Bill Paxton had tried to get a sequel to Twister off the ground for years. After seeing success as the director of films like Frailty (2001), Paxton wanted to direct a modernized telling of the 1925 Tri-State tornado that took the lives of 751 people, and would focus on one single tornado that travels through several states. Paxton, with the help of producer James Cameron, also wanted the film to have an MPAA R-rating and maintain a realistic depiction of the damages that real tornadoes cause, and planned for it to be shot in 3D. The film at one point had an unofficial schedule date for the summer of 2012 under the name "Twister 3D", but it was ultimately canceled due to budgetary concerns and, years later, by Paxton's death in 2017.
Interior sets were shot at Prairie Surf Studios in downtown Oklahoma City, which was also housing Killers of the Flower Moon (2023) and Tulsa King (2022) at the same time.
Production was originally to take place in and around Los Angeles, California before it was decided by director Lee Isaac Chung, who had grown up in the midwestern United States, that the film should be shot on location in Oklahoma.

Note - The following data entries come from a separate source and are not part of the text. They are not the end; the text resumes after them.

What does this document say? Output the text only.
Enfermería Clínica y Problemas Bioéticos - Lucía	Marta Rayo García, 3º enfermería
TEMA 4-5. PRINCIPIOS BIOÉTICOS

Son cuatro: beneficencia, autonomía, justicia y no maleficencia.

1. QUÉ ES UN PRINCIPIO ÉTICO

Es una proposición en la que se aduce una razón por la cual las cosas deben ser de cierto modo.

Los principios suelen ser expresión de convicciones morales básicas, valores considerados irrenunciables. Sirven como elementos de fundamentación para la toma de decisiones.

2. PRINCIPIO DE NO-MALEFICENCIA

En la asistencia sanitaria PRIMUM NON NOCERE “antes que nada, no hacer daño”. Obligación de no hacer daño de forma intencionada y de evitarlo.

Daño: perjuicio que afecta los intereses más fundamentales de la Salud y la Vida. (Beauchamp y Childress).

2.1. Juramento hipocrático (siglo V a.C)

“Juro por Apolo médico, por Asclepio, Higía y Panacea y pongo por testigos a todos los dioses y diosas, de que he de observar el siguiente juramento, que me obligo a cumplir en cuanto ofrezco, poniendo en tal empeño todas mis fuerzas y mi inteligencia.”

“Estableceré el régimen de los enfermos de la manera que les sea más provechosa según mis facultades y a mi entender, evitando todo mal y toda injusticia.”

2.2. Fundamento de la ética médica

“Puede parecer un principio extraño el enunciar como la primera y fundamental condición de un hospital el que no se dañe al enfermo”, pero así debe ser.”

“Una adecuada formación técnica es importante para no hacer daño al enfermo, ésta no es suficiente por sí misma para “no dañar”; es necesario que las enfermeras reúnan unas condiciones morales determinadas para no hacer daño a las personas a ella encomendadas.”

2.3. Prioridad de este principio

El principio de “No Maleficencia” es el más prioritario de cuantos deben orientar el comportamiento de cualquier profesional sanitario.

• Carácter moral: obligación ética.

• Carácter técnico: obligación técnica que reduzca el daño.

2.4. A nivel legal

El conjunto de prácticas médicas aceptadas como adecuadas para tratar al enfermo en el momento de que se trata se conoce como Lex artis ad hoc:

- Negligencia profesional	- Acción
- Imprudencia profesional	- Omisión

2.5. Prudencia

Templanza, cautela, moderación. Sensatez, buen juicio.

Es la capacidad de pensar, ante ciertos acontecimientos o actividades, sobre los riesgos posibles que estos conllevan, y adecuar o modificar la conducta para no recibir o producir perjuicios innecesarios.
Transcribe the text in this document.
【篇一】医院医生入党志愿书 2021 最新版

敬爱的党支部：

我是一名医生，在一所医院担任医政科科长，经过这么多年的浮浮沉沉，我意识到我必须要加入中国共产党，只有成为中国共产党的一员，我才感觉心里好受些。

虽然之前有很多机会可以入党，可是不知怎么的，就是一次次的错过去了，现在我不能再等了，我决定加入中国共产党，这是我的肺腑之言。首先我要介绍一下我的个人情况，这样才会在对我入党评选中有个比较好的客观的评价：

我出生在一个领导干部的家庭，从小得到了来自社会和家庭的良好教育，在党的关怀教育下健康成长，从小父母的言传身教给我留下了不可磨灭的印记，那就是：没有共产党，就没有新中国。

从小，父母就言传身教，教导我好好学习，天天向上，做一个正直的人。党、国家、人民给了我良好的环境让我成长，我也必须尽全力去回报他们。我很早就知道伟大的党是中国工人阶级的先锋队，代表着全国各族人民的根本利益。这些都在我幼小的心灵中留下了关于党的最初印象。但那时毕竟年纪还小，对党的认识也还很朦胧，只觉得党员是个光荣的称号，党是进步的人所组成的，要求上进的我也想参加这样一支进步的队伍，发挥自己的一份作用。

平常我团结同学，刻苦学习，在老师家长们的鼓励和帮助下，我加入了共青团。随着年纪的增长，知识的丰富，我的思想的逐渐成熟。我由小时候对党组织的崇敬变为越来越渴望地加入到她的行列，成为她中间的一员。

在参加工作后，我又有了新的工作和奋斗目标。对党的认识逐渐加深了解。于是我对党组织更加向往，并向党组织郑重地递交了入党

The first Twister from 1996 also went through a similar process, where Jan de Bont demanded that the film also be shot in Oklahoma and threatened to leave production if it wasn't.
Helen Hunt, who starred in the 1996 film, pitched her version of a Twister sequel to Universal in July 2020, with a story involving the science team at an Oklahoma historically black college who use their inventions to stop tornadoes. Hunt, who wanted to direct it herself and star alongside Daveed Diggs, said her idea briefly entered a developmental stage but was dismissed and canceled by the end of 2020.
The trailer shows that the tornado reading devices of the Dorothy line continue with at least Dorothy V. If there are more or not, is unknown.